Tough love for disaster victims
by digby
Ezra Klein points out that FEMA would be decimated under the sequester. Not that anybody gives a damn. All they are worried about is building ships that nobody wants. But that's not the worst of it:
Even if the sequester doesn’t take effect, federal disaster relief already faces new funding limits. Under last year’s Budget Control Act, lawmakers agreed to $917 billion in cuts over 10 years that would occur regardless of what happened with the supercommittee and the sequester. The cuts began in October 2011, and they’re happening through new spending caps on both security and non-security spending.
Congress make an exception to these new spending limits for disaster relief funding. But there’s a hard cap on any funding increase as well. According to the Congressional Research Service, disaster relief funding “cannot exceed the average funding provided for disaster relief over the 10 previous fiscal years, excluding the highest and lowest funding years. OMB estimated this figure to be $11.3 billion for the 10 years between FY2002 and FY2011.”
So even in the advent of an unprecedented disaster, Congress would have to pass new legislation to bypass these funding limits for disaster relief after a certain point. And recent natural disasters have already shown what a political mess that can be.
Hurricane Irene and the tropical storm Lee drained the Federal Emergency Management Agency of disaster relief funds. But House Republicans wanted to boost their funding only if Congress made equivalent spending cuts elsewhere, leading to a political stalemate that FEMA headed off only by rearranging its finances to get the agency through the end of the fiscal year.
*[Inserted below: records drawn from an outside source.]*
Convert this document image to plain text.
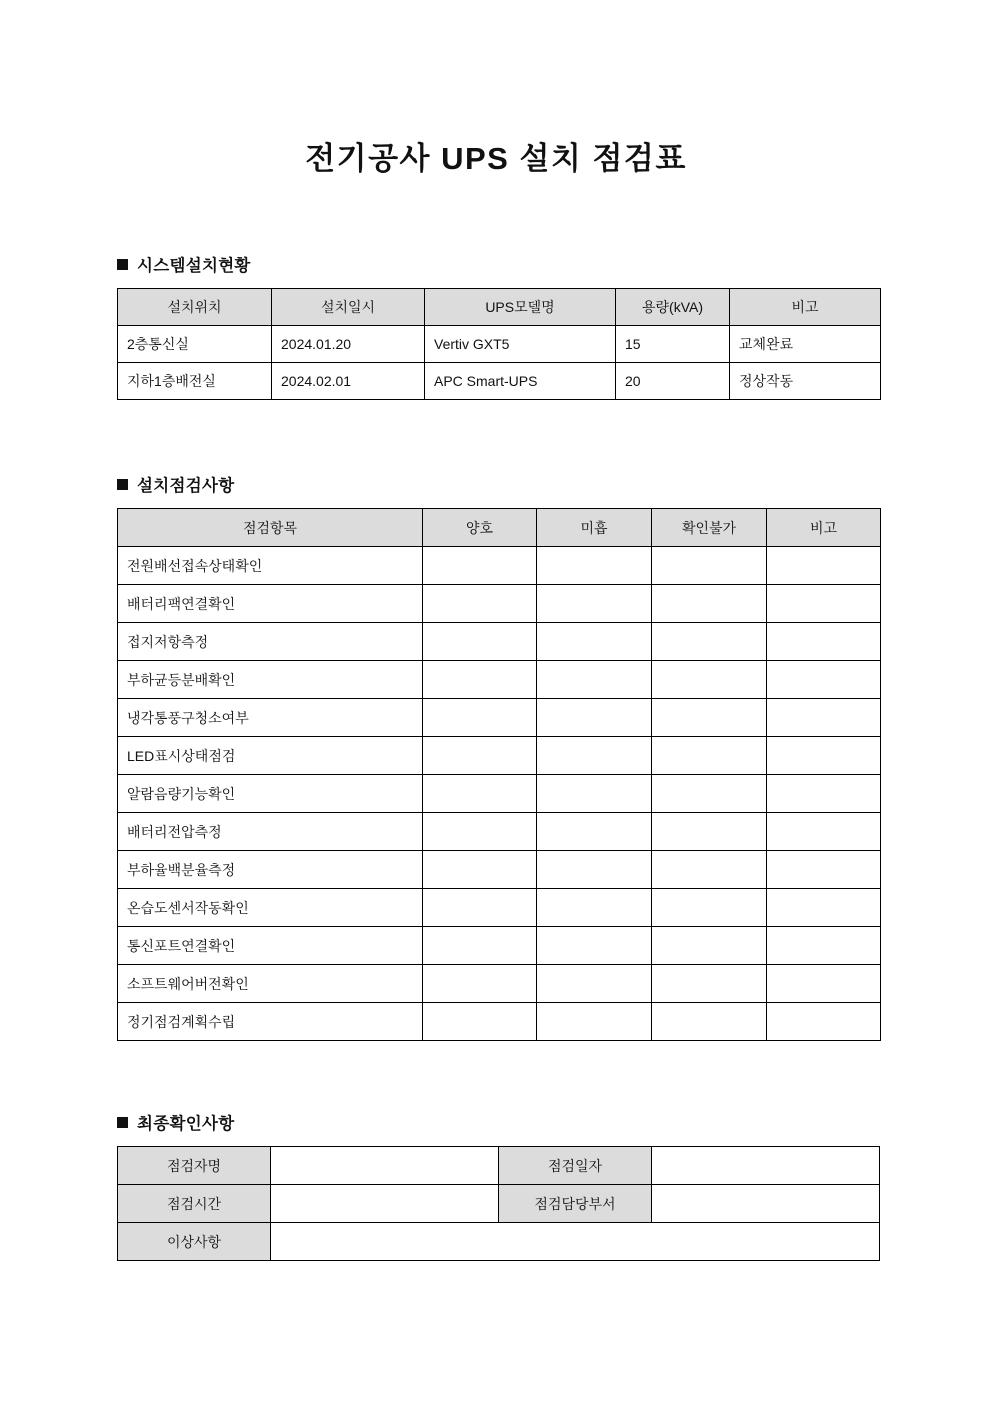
전기공사 UPS 설치 점검표
시스템설치현황
설치위치	설치일시	UPS모델명	용량(kVA)	비고
2층통신실	2024.01.20	Vertiv GXT5	15	교체완료
지하1층배전실	2024.02.01	APC Smart-UPS	20	정상작동
설치점검사항
점검항목	양호	미흡	확인불가	비고
전원배선접속상태확인				
배터리팩연결확인				
접지저항측정				
부하균등분배확인				
냉각통풍구청소여부				
LED표시상태점검				
알람음량기능확인				
배터리전압측정				
부하율백분율측정				
온습도센서작동확인				
통신포트연결확인				
소프트웨어버전확인				
정기점검계획수립				
최종확인사항
점검자명		점검일자	
점검시간		점검담당부서	
이상사항			
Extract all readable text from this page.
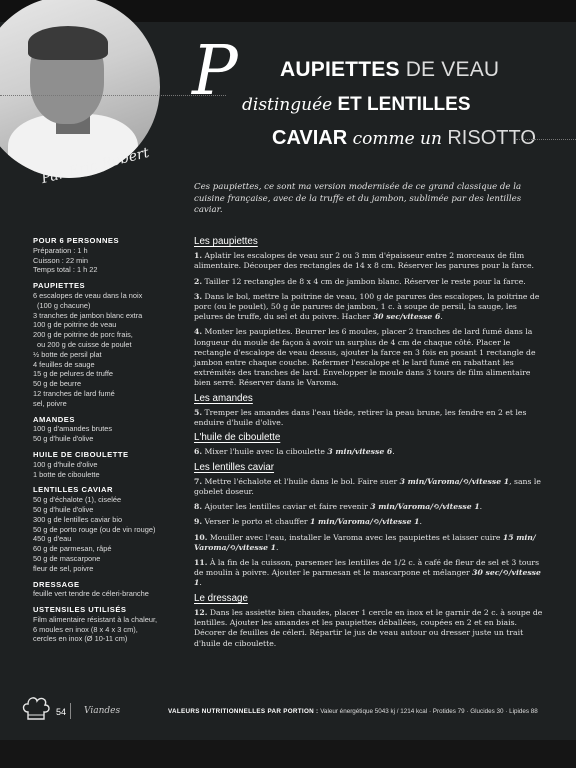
Par Eric Robert
P AUPIETTES DE VEAU
distinguée ET LENTILLES
CAVIAR comme un RISOTTO
Ces paupiettes, ce sont ma version modernisée de ce grand classique de la cuisine française, avec de la truffe et du jambon, sublimée par des lentilles caviar.
POUR 6 PERSONNES
Préparation : 1 h
Cuisson : 22 min
Temps total : 1 h 22
PAUPIETTES
6 escalopes de veau dans la noix
(100 g chacune)
3 tranches de jambon blanc extra
100 g de poitrine de veau
200 g de poitrine de porc frais,
ou 200 g de cuisse de poulet
½ botte de persil plat
4 feuilles de sauge
15 g de pelures de truffe
50 g de beurre
12 tranches de lard fumé
sel, poivre
AMANDES
100 g d'amandes brutes
50 g d'huile d'olive
HUILE DE CIBOULETTE
100 g d'huile d'olive
1 botte de ciboulette
LENTILLES CAVIAR
50 g d'échalote (1), ciselée
50 g d'huile d'olive
300 g de lentilles caviar bio
50 g de porto rouge (ou de vin rouge)
450 g d'eau
60 g de parmesan, râpé
50 g de mascarpone
fleur de sel, poivre
DRESSAGE
feuille vert tendre de céleri-branche
USTENSILES UTILISÉS
Film alimentaire résistant à la chaleur,
6 moules en inox (8 x 4 x 3 cm),
cercles en inox (Ø 10-11 cm)
Les paupiettes

1. Aplatir les escalopes de veau sur 2 ou 3 mm d'épaisseur entre 2 morceaux de film alimentaire. Découper des rectangles de 14 x 8 cm. Réserver les parures pour la farce.

2. Tailler 12 rectangles de 8 x 4 cm de jambon blanc. Réserver le reste pour la farce.

3. Dans le bol, mettre la poitrine de veau, 100 g de parures des escalopes, la poitrine de porc (ou le poulet), 50 g de parures de jambon, 1 c. à soupe de persil, la sauge, les pelures de truffe, du sel et du poivre. Hacher 30 sec/vitesse 6.

4. Monter les paupiettes. Beurrer les 6 moules, placer 2 tranches de lard fumé dans la longueur du moule de façon à avoir un surplus de 4 cm de chaque côté. Placer le rectangle d'escalope de veau dessus, ajouter la farce en 3 fois en posant 1 rectangle de jambon entre chaque couche. Refermer l'escalope et le lard fumé en rabattant les extrémités des tranches de lard. Envelopper le moule dans 3 tours de film alimentaire bien serré. Réserver dans le Varoma.

Les amandes

5. Tremper les amandes dans l'eau tiède, retirer la peau brune, les fendre en 2 et les enduire d'huile d'olive.

L'huile de ciboulette

6. Mixer l'huile avec la ciboulette 3 min/vitesse 6.

Les lentilles caviar

7. Mettre l'échalote et l'huile dans le bol. Faire suer 3 min/Varoma/⟲/vitesse 1, sans le gobelet doseur.

8. Ajouter les lentilles caviar et faire revenir 3 min/Varoma/⟲/vitesse 1.

9. Verser le porto et chauffer 1 min/Varoma/⟲/vitesse 1.

10. Mouiller avec l'eau, installer le Varoma avec les paupiettes et laisser cuire 15 min/ Varoma/⟲/vitesse 1.

11. À la fin de la cuisson, parsemer les lentilles de 1/2 c. à café de fleur de sel et 3 tours de moulin à poivre. Ajouter le parmesan et le mascarpone et mélanger 30 sec/⟲/vitesse 1.

Le dressage

12. Dans les assiette bien chaudes, placer 1 cercle en inox et le garnir de 2 c. à soupe de lentilles. Ajouter les amandes et les paupiettes déballées, coupées en 2 et en biais. Décorer de feuilles de céleri. Répartir le jus de veau autour ou dresser juste un trait d'huile de ciboulette.

54 Viandes	VALEURS NUTRITIONNELLES PAR PORTION : Valeur énergétique 5043 kj / 1214 kcal · Protides 79 · Glucides 30 · Lipides 88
This is apparently because the states are being parasites and depending too much on federal help in the event of a natural disaster.
This is a nation where billionaires are screaming because the president called them fat cats once. The wealth of the top 1% is unprecedented in human history and yet we are saying that we don't have the money to help rebuild communities destroyed by natural disasters. In fact, these communities need a little tough love to learn that they need to crawl out of the rubble and the sludge on their own.
Certainly we don't need to worry about the broken infrastructure or lost output damaging the economy. As long as the wealthy are safe, I'm sure they'll create some jobs right away to make up for all the money lost in damages and lost wages, right? And the people can always rely on charity so it's all good.